When you peel away the government's disingenuous posturing around "reigning in the tech giants", a huge part of what they want to do - but are afraid to openly admit - is expand the Cancon regime to algorithmically curated social media feeds. They want to amplify content deemed Canadian at the expense of everything else.

The real prize is something like: every Canadian's TikTok feed should include at least 30% of videos set to Canadian background music (along with mandatory royalties paid out to Canadian artists). Or at least 30% of YouTube video recommendations shown in Canada to be Canadian content. And so on.

There's very little chance content will be removed if it's not deemed Canadian, but it doesn't have to. That's why C-10 is so very shrewd: it recognizes that on the internet, you don't (and can't) regulate the supply of content. The real impact is in regulating demand by targeting intermediaries. No casual (or pro/semi-pro) YouTuber need be classified a "broadcaster" to feel the vague, open-ended hand of this bill. By artificially promoting/suppressing platform demand for their content (which inevitably affects their ability to monetize), you indirectly and invisibly regulate the individual's behaviour.

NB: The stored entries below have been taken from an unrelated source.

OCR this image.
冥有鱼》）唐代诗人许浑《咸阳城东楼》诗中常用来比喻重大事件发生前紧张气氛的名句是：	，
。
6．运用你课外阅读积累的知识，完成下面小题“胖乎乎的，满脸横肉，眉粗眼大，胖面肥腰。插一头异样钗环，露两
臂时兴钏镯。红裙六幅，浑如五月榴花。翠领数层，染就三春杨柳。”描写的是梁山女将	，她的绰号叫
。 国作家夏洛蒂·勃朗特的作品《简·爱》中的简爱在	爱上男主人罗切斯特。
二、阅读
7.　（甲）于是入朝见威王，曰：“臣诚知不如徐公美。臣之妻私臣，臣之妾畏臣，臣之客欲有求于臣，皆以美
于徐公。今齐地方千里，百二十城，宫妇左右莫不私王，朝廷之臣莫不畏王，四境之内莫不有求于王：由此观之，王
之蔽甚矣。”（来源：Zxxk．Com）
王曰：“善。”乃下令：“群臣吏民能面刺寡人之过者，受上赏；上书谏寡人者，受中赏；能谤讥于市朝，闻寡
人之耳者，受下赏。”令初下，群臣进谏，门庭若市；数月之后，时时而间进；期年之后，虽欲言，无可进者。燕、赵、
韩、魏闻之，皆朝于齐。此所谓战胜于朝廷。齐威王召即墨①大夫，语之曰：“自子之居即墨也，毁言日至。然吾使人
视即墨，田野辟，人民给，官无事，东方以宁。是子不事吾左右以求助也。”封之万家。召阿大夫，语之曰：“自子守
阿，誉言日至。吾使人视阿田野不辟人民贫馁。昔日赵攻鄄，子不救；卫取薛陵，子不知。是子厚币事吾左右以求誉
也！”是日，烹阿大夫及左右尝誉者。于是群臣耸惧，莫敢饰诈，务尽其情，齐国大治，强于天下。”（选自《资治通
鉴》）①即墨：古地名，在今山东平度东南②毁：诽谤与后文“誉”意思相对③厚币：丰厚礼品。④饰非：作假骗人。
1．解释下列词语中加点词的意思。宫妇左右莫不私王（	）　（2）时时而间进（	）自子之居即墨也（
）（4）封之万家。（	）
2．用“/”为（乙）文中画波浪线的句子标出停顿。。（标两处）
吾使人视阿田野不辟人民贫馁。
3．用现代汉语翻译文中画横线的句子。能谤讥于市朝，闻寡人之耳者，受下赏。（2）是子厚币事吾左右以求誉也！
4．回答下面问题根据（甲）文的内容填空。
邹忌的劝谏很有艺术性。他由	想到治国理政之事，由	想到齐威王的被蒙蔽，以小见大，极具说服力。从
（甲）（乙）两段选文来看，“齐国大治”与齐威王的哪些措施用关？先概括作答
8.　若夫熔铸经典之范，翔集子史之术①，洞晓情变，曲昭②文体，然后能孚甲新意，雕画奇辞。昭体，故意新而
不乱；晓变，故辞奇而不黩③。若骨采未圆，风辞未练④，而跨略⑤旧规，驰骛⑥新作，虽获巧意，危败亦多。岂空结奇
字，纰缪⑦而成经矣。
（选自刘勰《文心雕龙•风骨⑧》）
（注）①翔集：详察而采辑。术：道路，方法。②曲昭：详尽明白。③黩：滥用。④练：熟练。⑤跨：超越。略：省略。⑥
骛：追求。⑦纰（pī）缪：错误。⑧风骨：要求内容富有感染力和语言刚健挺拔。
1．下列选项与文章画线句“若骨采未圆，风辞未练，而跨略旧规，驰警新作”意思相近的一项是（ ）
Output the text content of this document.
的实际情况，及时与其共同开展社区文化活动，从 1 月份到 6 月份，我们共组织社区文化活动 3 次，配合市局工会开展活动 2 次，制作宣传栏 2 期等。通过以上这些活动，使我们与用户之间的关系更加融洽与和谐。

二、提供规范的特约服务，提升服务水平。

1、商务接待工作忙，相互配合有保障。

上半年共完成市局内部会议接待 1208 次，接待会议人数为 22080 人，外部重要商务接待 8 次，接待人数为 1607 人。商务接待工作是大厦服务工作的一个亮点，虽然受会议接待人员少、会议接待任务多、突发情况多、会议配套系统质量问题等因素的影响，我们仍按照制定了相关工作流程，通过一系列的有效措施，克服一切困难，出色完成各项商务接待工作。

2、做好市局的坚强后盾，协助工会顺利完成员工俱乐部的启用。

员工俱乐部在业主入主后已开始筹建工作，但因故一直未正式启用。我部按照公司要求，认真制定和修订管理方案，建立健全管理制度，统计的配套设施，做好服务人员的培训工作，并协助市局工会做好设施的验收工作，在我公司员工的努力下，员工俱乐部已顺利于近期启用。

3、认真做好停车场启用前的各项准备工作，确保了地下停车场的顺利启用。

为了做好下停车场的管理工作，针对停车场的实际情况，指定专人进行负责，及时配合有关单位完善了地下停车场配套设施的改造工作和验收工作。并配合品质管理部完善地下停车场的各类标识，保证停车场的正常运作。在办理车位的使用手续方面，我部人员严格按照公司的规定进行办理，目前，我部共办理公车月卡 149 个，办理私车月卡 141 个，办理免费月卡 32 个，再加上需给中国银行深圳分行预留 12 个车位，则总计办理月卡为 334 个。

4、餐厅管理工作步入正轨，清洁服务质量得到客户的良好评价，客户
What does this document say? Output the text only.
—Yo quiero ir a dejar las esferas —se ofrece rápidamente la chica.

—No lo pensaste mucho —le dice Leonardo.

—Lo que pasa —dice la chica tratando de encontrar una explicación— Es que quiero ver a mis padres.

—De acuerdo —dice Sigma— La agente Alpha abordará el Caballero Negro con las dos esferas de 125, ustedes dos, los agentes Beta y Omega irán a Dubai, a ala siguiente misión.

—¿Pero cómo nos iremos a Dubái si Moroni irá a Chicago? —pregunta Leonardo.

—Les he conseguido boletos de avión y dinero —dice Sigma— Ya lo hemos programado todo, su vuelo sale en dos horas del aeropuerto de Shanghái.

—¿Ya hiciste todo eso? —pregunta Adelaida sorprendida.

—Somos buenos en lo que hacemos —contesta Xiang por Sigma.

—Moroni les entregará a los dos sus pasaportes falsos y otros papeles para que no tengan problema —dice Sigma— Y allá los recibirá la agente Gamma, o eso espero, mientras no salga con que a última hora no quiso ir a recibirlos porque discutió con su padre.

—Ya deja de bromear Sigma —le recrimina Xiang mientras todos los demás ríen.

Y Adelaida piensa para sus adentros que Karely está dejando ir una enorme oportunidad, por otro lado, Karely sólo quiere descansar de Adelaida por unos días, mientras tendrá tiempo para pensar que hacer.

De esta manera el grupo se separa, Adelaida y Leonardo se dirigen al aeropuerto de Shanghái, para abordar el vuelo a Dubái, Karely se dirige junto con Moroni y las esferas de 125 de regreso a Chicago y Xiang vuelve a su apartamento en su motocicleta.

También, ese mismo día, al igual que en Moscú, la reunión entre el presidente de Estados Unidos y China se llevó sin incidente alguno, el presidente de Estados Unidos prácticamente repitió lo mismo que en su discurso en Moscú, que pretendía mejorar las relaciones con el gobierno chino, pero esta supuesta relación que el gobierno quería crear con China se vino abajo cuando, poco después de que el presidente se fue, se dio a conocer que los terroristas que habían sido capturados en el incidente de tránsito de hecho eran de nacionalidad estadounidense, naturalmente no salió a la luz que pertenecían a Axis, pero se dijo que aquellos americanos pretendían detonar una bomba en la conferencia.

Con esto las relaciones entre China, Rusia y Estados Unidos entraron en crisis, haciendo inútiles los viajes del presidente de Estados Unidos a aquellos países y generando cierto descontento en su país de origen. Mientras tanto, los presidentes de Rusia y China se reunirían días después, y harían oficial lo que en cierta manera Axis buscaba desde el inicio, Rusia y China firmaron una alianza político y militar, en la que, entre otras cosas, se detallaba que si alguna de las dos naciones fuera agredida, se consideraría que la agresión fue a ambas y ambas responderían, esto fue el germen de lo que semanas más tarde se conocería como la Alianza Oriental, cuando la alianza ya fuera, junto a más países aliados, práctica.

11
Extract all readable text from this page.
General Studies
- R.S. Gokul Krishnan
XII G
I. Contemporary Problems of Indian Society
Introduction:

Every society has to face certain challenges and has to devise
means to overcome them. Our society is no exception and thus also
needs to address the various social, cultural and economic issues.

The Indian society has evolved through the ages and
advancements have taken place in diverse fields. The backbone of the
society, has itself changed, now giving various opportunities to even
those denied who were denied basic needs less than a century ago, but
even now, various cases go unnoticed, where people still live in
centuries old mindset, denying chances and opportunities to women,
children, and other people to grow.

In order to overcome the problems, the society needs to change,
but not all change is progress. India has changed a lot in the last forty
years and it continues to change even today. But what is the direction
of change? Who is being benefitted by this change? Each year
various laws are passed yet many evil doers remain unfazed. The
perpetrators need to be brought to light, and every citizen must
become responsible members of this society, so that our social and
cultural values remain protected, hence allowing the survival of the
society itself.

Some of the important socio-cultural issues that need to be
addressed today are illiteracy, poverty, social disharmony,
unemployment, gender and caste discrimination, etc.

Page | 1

The government is doing a piss-poor job saying so, and you would never know it looking at either the law or the rhetoric, but C-10 isn't trying to go after our right to say anything; it does an end-run by instead regulating the means by which we're heard.

Yet as is tradition, they're asking us to take them at their word while arming themselves with an extremely vague, open-ended legislative tool without putting in the work to articulate a vision that motivates or justifies this expansion of power. They seem to not think it's unnecessary to consider or discuss the unintended consequences of "supporting Canadian culture", and that we should just trust they *and all future governments* will carefully use the capability they're asking for in good faith.

Put another way: they're opening a Pandora's box of issues on freedom of expression and regulatory overreach, all so that 30% of our TikTok feeds will be set to Nickelback.